Die Frage ist: Was ist menschliche Arbeit? Dass Roboter, Algorithmen und aktuell die viel besprochene künstliche Intelligenz uns die Fleißarbeit und immer mehr alle berechenbare Arbeit abnehmen, finde ich begrüßenswert. Dabei zeigt sich, was den Menschen ausmacht: die Kreativität, die Empathie und seine Unberechenbarkeit. Alle drei sollten Hauptfächer werden in den Schulen. Wir müssen den Fokus auf die menschliche Intelligenz legen. Das bedingungslose Grundeinkommen ist, so gesehen, die humanistische Antwort auf den technologischen Fortschritt.

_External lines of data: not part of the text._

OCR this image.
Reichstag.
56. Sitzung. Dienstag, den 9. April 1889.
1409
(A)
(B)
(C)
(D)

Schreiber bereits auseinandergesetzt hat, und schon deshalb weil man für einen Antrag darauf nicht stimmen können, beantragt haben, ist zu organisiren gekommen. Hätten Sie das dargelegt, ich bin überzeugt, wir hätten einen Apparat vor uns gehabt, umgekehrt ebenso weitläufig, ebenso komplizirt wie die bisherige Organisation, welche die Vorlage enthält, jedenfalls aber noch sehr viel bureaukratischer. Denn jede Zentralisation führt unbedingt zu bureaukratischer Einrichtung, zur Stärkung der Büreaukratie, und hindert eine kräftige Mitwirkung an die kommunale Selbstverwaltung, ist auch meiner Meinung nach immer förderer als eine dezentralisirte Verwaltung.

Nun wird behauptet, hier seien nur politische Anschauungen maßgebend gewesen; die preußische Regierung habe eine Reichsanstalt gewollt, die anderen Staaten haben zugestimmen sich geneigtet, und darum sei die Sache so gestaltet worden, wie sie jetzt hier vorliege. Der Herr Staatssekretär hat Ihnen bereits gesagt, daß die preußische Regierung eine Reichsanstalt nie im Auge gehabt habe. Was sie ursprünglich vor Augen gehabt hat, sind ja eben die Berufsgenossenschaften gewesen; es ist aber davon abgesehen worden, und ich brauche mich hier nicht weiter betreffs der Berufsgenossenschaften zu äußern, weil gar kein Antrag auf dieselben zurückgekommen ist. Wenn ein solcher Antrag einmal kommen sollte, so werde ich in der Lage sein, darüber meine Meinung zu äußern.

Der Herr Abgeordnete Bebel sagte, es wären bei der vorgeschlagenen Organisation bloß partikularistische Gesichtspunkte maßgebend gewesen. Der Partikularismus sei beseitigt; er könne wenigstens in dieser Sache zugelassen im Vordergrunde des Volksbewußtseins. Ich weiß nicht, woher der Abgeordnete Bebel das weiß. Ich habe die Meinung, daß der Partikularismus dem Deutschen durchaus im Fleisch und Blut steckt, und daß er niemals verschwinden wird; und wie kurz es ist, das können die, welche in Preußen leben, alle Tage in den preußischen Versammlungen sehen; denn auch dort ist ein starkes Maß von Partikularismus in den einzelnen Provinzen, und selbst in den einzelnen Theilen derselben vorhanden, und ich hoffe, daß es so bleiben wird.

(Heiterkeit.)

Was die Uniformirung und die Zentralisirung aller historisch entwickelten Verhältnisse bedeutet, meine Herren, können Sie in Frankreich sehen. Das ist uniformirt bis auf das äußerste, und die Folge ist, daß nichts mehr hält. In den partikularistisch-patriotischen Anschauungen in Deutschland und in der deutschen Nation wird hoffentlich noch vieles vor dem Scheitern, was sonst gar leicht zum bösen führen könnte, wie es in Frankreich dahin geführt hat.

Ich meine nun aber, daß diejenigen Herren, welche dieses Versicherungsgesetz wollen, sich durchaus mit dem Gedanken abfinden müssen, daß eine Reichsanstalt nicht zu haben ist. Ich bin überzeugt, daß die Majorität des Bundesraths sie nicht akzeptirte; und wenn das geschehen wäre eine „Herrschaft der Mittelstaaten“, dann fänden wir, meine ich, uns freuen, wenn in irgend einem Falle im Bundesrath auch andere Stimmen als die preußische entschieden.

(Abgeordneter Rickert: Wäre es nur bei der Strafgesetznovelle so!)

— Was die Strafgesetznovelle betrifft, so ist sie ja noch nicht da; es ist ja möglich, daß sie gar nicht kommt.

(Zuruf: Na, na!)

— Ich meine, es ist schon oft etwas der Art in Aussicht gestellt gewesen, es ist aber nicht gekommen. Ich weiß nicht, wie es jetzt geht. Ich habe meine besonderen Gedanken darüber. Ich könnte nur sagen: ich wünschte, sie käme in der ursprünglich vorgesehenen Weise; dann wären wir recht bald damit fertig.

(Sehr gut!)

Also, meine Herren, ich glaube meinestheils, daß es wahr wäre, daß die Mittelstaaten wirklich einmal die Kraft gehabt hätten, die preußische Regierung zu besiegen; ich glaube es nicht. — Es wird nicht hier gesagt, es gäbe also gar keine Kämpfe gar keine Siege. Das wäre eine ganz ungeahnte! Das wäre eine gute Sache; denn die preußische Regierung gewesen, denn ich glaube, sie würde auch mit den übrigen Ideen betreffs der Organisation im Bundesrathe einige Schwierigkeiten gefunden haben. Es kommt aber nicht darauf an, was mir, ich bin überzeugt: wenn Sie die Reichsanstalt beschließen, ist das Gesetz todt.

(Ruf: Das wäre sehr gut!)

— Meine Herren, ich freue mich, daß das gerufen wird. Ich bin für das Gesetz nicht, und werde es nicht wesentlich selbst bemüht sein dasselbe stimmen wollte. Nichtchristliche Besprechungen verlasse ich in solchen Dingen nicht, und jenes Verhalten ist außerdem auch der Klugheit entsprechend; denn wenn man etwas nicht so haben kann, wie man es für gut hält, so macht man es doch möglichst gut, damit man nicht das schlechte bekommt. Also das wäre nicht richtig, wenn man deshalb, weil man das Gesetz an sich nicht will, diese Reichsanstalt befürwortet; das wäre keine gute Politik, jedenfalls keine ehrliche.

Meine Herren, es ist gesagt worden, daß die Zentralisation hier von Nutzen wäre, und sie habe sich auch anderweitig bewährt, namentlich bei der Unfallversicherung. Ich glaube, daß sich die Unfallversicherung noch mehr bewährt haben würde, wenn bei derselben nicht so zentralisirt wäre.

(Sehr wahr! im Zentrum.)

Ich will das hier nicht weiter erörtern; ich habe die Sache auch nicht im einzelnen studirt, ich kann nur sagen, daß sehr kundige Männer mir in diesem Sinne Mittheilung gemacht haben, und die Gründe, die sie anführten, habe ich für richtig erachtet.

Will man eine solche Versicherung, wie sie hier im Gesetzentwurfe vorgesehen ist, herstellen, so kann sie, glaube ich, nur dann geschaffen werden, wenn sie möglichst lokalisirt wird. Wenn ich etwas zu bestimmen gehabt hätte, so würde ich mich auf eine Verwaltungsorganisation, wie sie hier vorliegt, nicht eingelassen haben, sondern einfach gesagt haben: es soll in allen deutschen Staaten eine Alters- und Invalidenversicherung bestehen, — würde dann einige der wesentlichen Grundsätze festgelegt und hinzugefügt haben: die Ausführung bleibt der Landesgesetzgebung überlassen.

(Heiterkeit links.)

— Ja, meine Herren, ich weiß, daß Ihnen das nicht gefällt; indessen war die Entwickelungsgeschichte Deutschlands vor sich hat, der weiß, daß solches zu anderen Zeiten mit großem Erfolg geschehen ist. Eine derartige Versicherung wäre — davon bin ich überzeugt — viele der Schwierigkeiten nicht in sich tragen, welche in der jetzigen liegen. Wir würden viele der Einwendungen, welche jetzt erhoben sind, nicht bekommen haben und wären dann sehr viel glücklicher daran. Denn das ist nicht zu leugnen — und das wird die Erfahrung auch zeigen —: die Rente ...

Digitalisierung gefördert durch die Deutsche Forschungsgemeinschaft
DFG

Beim Fachkräftemangel ist es interessant, dass er uns zeigt, wie das bisherige System mit Anreiz und Entlohnung - der sogenannte freie Markt - nicht dazu führt, dass die Menschen sich für den wirklichen Bedarf ausbilden. Wenn die jungen Menschen nicht künstlich fehlgeleitet in Berufsbilder gezwungen würden, gäbe es viel mehr Wertschätzung für die Fachkräfte. In einer Gesellschaft mit bedingungslosem Grundeinkommen könnten diese viel besser wahrgenommen werden. Wer nicht unbedingt muss, hat einen freieren Blick - gerade auch auf den Bedarf. Für einen wirklichen Bedarf zu arbeiten ist zudem menschlich viel befriedigender. Das Grundeinkommen ist also keine Arbeitslosenunterstützung, sondern eine Ermächtigung zur selbstbestimmten Arbeit und sozialer Relevanz.
Noch eine letzte Frage. Wir haben Krieg in Europa. Kann ein Grundeinkommen den Frieden fördern?
Ja, ein bedingungsloses Grundeinkommen ist systemischer Pazifismus. Die Soldaten können nur morden, weil sie ihrer selbst entmachtet wurden. Sie sind Sklaven einer fremdbestimmenden Propaganda und absolutem Gehorsam unterworfen. Gewalt und Krieg sind die höchste Eskalationsstufe von Angst. Wer Grundeinkommen kann, ist kriegsuntauglich!